Pernahkah Anda melihat para penikmat minuman kopi di kafe-kafe? Mereka berusaha menghayati setiap tetes kopi yang mereka minum baik dari aroma, rasa, dan kekentalannya. Itulah sebabnya mereka meminumnya sedikit-demi sedikit agar kenikmatannya lebih terasa.
Jika di dalam gerakan sholat ada tuma’ninah (berdiam sejenak), demikian juga para pecinta kopi dalam meminum kopi. Ada jeda antara satu hirupan dengan hirupan lainnya. Mereka baru menghirup kopi lagi setelah sensasi rasa kopi pada hirupan sebelumnya hilang.
Jika normalnya meminum segelas air biasanya dilakukan dengan lima sampai delapan tegukan, Penikmat kopi bisa membagi satu gelas kopinya menjadi lima belas atau bahkan dua puluh tegukan. Satu cangkir kopi bisa digunakan untuk menemani membaca buku beberapa bab.
Gus Baha mengatakan bahwa Allah SWT senang kepada hamba yang saat makan, setiap satu suapan, ia memuji Allah SWT. Tentu pujian yang dimaksud dilakukan di dalam hati karena mulut sedang mengunyah makanan. Ini adalah prilaku orang yang mampu menghayati dan merasakan nikmat makanan. Betapa banyak orang yang tidak bersyukur dan tidak mampu melihat bahwa makan adalah suatu kenikmatan.
Jika seorang mampu mengaktifkan rasa nyamannya dari kegiatan makan, maka betapa banyak pahalanya dari makan saja. Bisa jadi pahala satu piring makanan yang ia makan, mampu mengalahkan sedekah yang dilakukan orang lain yang disertai perasaan kesal dan tidak suka.

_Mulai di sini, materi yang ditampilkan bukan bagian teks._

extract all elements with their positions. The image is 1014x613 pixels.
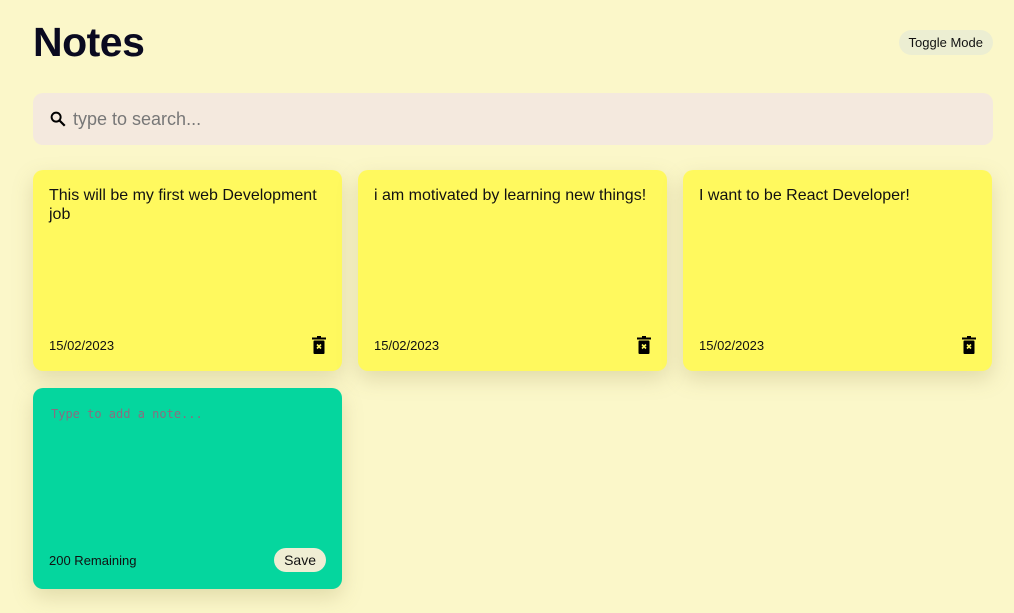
note-date: 15/02/2023	[699, 337, 765, 353]
search-bar	[33, 93, 993, 145]
notes-list: This will be my first web Development jo…	[33, 170, 993, 589]
note-text: This will be my first web Development jo…	[49, 187, 317, 223]
delete-icon[interactable]	[962, 336, 976, 354]
delete-icon[interactable]	[637, 336, 651, 354]
note-text: i am motivated by learning new things!	[374, 187, 647, 204]
note-date: 15/02/2023	[374, 337, 440, 353]
page-title: Notes	[33, 18, 145, 65]
search-input[interactable]	[71, 107, 955, 131]
search-icon	[50, 111, 66, 127]
header: Notes Toggle Mode	[33, 0, 993, 84]
note-text: I want to be React Developer!	[699, 187, 910, 204]
note-card: i am motivated by learning new things! 1…	[358, 170, 667, 371]
toggle-mode-button[interactable]: Toggle Mode	[898, 29, 993, 55]
note-card: This will be my first web Development jo…	[33, 170, 342, 371]
delete-icon[interactable]	[312, 336, 326, 354]
remaining-count: 200 Remaining	[49, 552, 137, 568]
add-note-card: 200 Remaining Save	[33, 388, 342, 589]
note-date: 15/02/2023	[49, 337, 115, 353]
app: Notes Toggle Mode This will be my first …	[33, 0, 993, 589]
note-card: I want to be React Developer! 15/02/2023	[683, 170, 992, 371]
new-note-textarea[interactable]	[49, 405, 326, 529]
save-button[interactable]: Save	[274, 548, 326, 572]
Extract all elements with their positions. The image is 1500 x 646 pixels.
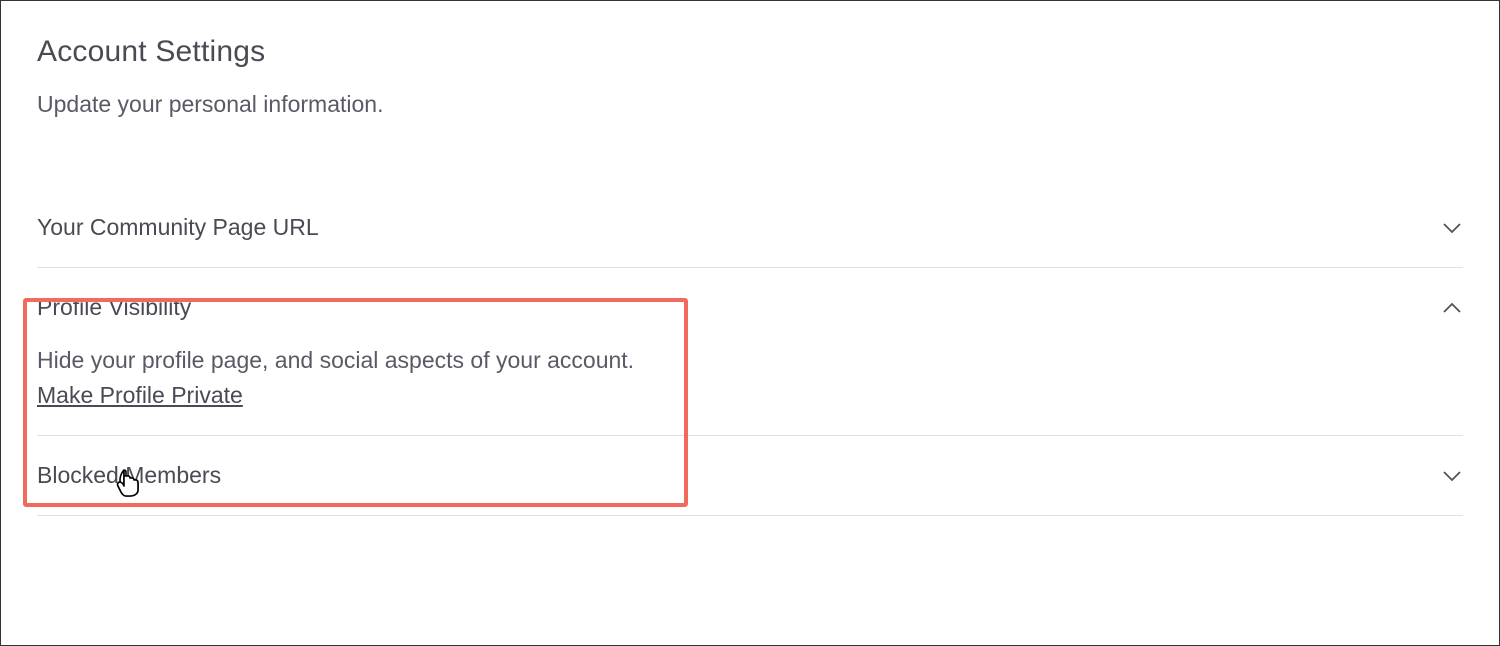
make-profile-private-link[interactable]: Make Profile Private [37,382,243,409]
accordion-section-community-url: Your Community Page URL [37,188,1463,268]
accordion-label: Your Community Page URL [37,214,319,241]
chevron-down-icon [1441,217,1463,239]
accordion-header-community-url[interactable]: Your Community Page URL [37,188,1463,267]
accordion-section-blocked-members: Blocked Members [37,436,1463,516]
accordion-section-profile-visibility: Profile Visibility Hide your profile pag… [37,268,1463,436]
accordion-header-blocked-members[interactable]: Blocked Members [37,436,1463,515]
accordion-header-profile-visibility[interactable]: Profile Visibility [37,268,1463,347]
page-subtitle: Update your personal information. [37,91,1463,118]
chevron-up-icon [1441,297,1463,319]
accordion-label: Profile Visibility [37,294,191,321]
chevron-down-icon [1441,465,1463,487]
accordion-body: Hide your profile page, and social aspec… [37,347,1463,435]
profile-visibility-description: Hide your profile page, and social aspec… [37,347,1463,374]
accordion-label: Blocked Members [37,462,221,489]
page-title: Account Settings [37,35,1463,69]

Banyak sekali kegiatan yang sebenarnya merupakan suatu kenikmatan selain makan. Berkumpul bersama keluarga, berolah raga, belanja di mall, dan membaca buku adalah contoh kegiatan yang bisa dihayati kenikmatannya. Bahkan jika tidak ada kegiatan sekali, maka nikmat beriman kepada Allah SWT, bernafas, melihat, mendengar, yang selalu tersedia setiap saat bisa menjadi sarana untuk bersyukur.
Orang yang pandai bersyukur sesungguhnya adalah orang yang pandai menikmati hidup. Ia berusaha dalam keadaan nyaman sehingga waktu demi waktu yang ia jalani adalah rentetan dari momen-momen yang indah. Hidup akan menjadi lebih bahagia. Rantai perjalanan hidupnya tersusun dari mata rantai kebahagian.